Cypriot politician (born 1954)

Skevi Koukouma Koutra (Greek: Σκεύη Κουκουμά Κούτρα; born 18 July 1954) is a Cypriot politician who served as a member of the House of Representatives of Cyprus from 2008 to 2021. She is a member of the Progressive Party of Working People (AKEL).

== Early life and career ==
Koukouma Koutra was born in Avgorou, Famagusta District, Cyprus. She completed secretarial studies and received a diploma in architectural design in the United Kingdom.

In 2010, Koukouma Koutra was named president of the Pancyprian Federation of Women's Organizations (POGO).

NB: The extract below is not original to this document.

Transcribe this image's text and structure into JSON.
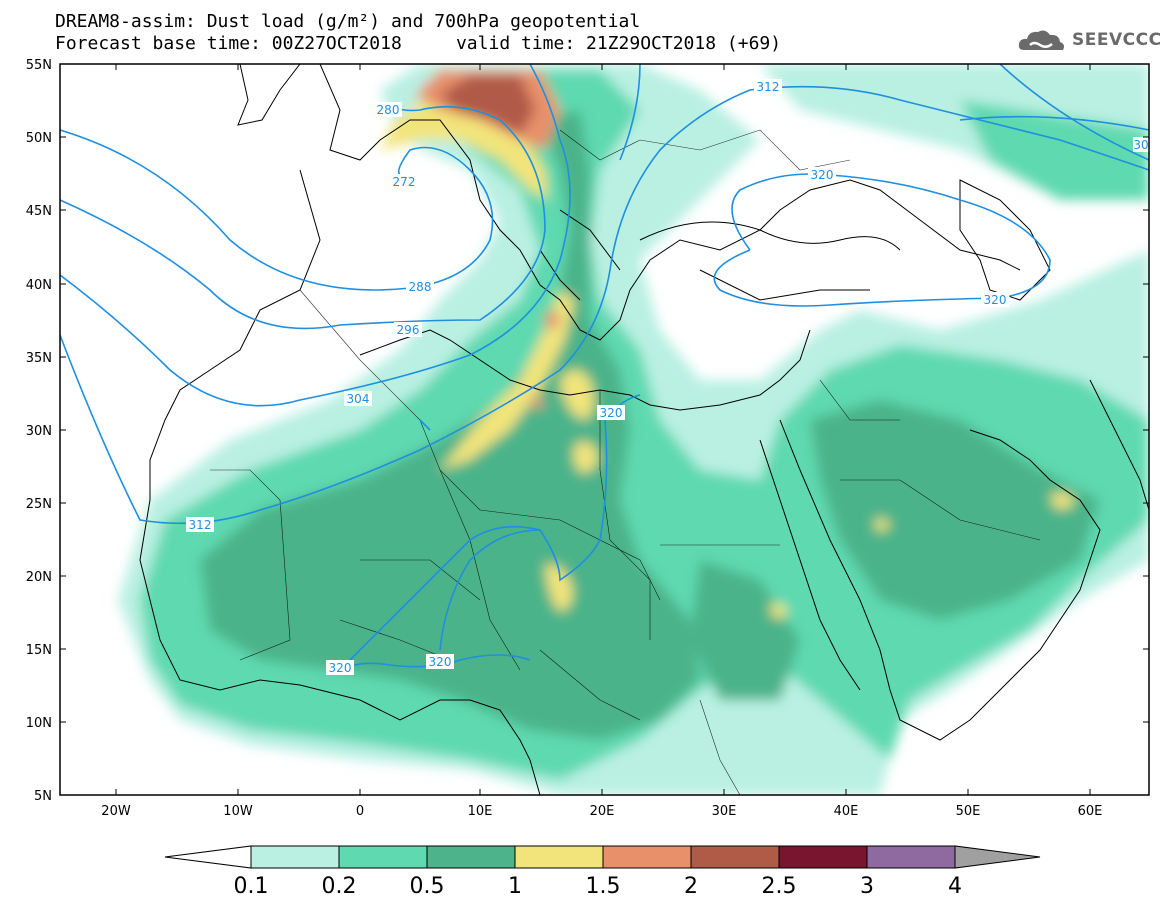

She has also served as vice president of the Women's International Democratic Federation. In July 2023, she attended a conference in Belgium organized by Global Women for Peace United Against NATO.

In April 2024, Koukouma Koutra co-founded the Cyprus Women Bi-Communal Coalition, an advocacy group focused on the inclusion of women in the Cyprus peace process. Other founding members included Anna Koukkides-Procopiou, Ayşegül Baybars, Doğuş Derya, Erato Kozakou-Marcoullis, Jale Refik Rogers, Katherine Clerides, Mine Atlı, Praxoula Antoniadou, and Stefi Drakou.

== Political career ==
In 1990, Koukouma Koutra became a member of the AKEL Central Committee. In 2008, she was elected to the House of Representatives, representing the Famagusta District as a member of AKEL. She was re-elected in the 2011 and 2016 elections.

During her tenure, she served as chair of the Parliamentary Committee on Refugees, Enclaved Persons, Missing Persons and Adversely Affected Persons, and as deputy chair of the Committee on Labour, Welfare and Social Insurance. She was also a member of the committees on the interior, human rights and equal opportunities, public expenditures, and foreign affairs.

In 2020, Koukouma Koutra supported a bill proposed by AKEL that would criminalize prostitution, describing it as the "oldest form of violence against women."